Thanks, operator. Hi, Sébastien and Endeavour team. Congrats on a good quarter despite the rainy season. Also congrats on the year-over-year improvements in the ESG ratings as well. Couple of questions from me. I think a lot of these questions probably have been answered. I was having some technical difficulties, so apologize if these questions have been already answered. My first question was in terms of, you know, looks like you, Endeavour will be on the lower end of the all-in sustaining cost guidance, and Sabodala expansion seems to be progressing really well as well. Sébastien, are you seeing some relief on inflationary pressures as you head into 2023?

Sébastien de Montessus
CEO, Endeavour Mining

Thanks, Ovais. I would say it's probably a bit early, I mean, you know, to say that. First of all, as you saw, we've been less impacted than others in West Africa. I'm expecting the budget review, I mean, to happen at the end of the month. This will give us, you know, a much better view on what to expect for 2023. Yeah. I would say that, you know, if overall, you know, inflation elsewhere, you know, starts to reduce, we will see the benefit in West Africa, that's for sure.

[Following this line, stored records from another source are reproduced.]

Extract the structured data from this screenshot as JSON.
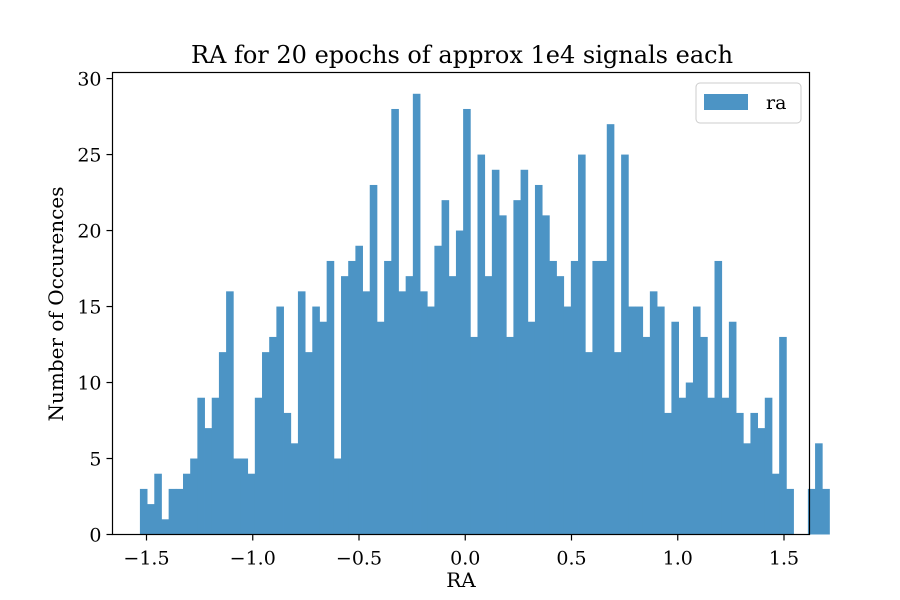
{
  "chart_data": {
    "type": "bar",
    "title": "RA for 20 epochs of approx 1e4 signals each",
    "xlabel": "RA",
    "ylabel": "Number of Occurences",
    "xlim": [
      -1.66,
      1.62
    ],
    "ylim": [
      0,
      30.4
    ],
    "xticks": [
      -1.5,
      -1.0,
      -0.5,
      0.0,
      0.5,
      1.0,
      1.5
    ],
    "xtick_labels": [
      "−1.5",
      "−1.0",
      "−0.5",
      "0.0",
      "0.5",
      "1.0",
      "1.5"
    ],
    "yticks": [
      0,
      5,
      10,
      15,
      20,
      25,
      30
    ],
    "ytick_labels": [
      "0",
      "5",
      "10",
      "15",
      "20",
      "25",
      "30"
    ],
    "grid": false,
    "legend": {
      "position": "top-right",
      "entries": [
        "ra"
      ]
    },
    "series": [
      {
        "name": "ra",
        "color": "#4c94c5",
        "bin_start": -1.531,
        "bin_width": 0.0338,
        "values": [
          3,
          2,
          4,
          1,
          3,
          3,
          4,
          5,
          9,
          7,
          9,
          12,
          16,
          5,
          5,
          4,
          9,
          12,
          13,
          15,
          8,
          6,
          16,
          12,
          15,
          14,
          18,
          5,
          17,
          18,
          19,
          16,
          23,
          14,
          18,
          28,
          16,
          17,
          29,
          16,
          15,
          19,
          22,
          17,
          20,
          28,
          13,
          25,
          17,
          24,
          21,
          13,
          22,
          24,
          14,
          23,
          21,
          18,
          17,
          15,
          18,
          25,
          12,
          18,
          18,
          27,
          12,
          25,
          15,
          15,
          13,
          16,
          15,
          8,
          14,
          9,
          10,
          15,
          13,
          9,
          18,
          9,
          14,
          8,
          6,
          8,
          7,
          9,
          4,
          13,
          3,
          0,
          0,
          3,
          6,
          3
        ]
      }
    ]
  }
}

At what speed?

I would say probably a bit deferred compared to, you know, other regions, the same way it was deferred when it started. I mean, to peak higher at the beginning.

Ovais Habib
Director, Gold and Precious Minerals Research Analyst, Scotiabank

Got it. Thanks for that, Sébastien. Just my following question, just last time we spoke, you mentioned that there is an audit taking place in Mali. Can you provide any sort of color on this audit, and was Kalana audited?

Sébastien de Montessus
CEO, Endeavour Mining

Sure. Difficult for me, I mean, to you know, to comment beyond, you know, what we can read, you know, in the papers, given that we don't have operating mines in Mali. You know, Kalana is not audited given that it's not in operation, so there is no particular tax angle. We've not been affected, I mean, on that front. We've heard that there is effectively big reviews going on by the government of Mali on the tax side for all the existing and big operations.

Ovais Habib
Director, Gold and Precious Minerals Research Analyst, Scotiabank

Okay. Thanks for that, Sébastien. That's it for me. Thank you.

Operator

Thank you for your question. We are now taking our next question to Mohamed Sidibé from CIBC.

Mohamed Sidibé
Equity Research Analyst, CIBC World Markets

Hi, thanks. Most of my questions have been answered on the OpEx and CapEx front into next year, so thank you, and congrats on the quarter.

Sébastien de Montessus
CEO, Endeavour Mining

Thanks, Mohamed. Speak later.

Operator

Thank you. We are now taking the next question. There are no further questions at the moment. I will hand back the conference over to the management.

Sébastien de Montessus
CEO, Endeavour Mining

As there are no more questions, we'll finish the call. We will, of course, remain available to address any further questions offline. Thank you everyone for dialing in, and chat soon.

Operator

That concludes the conference for today. Thank you for participating. You may all disconnect.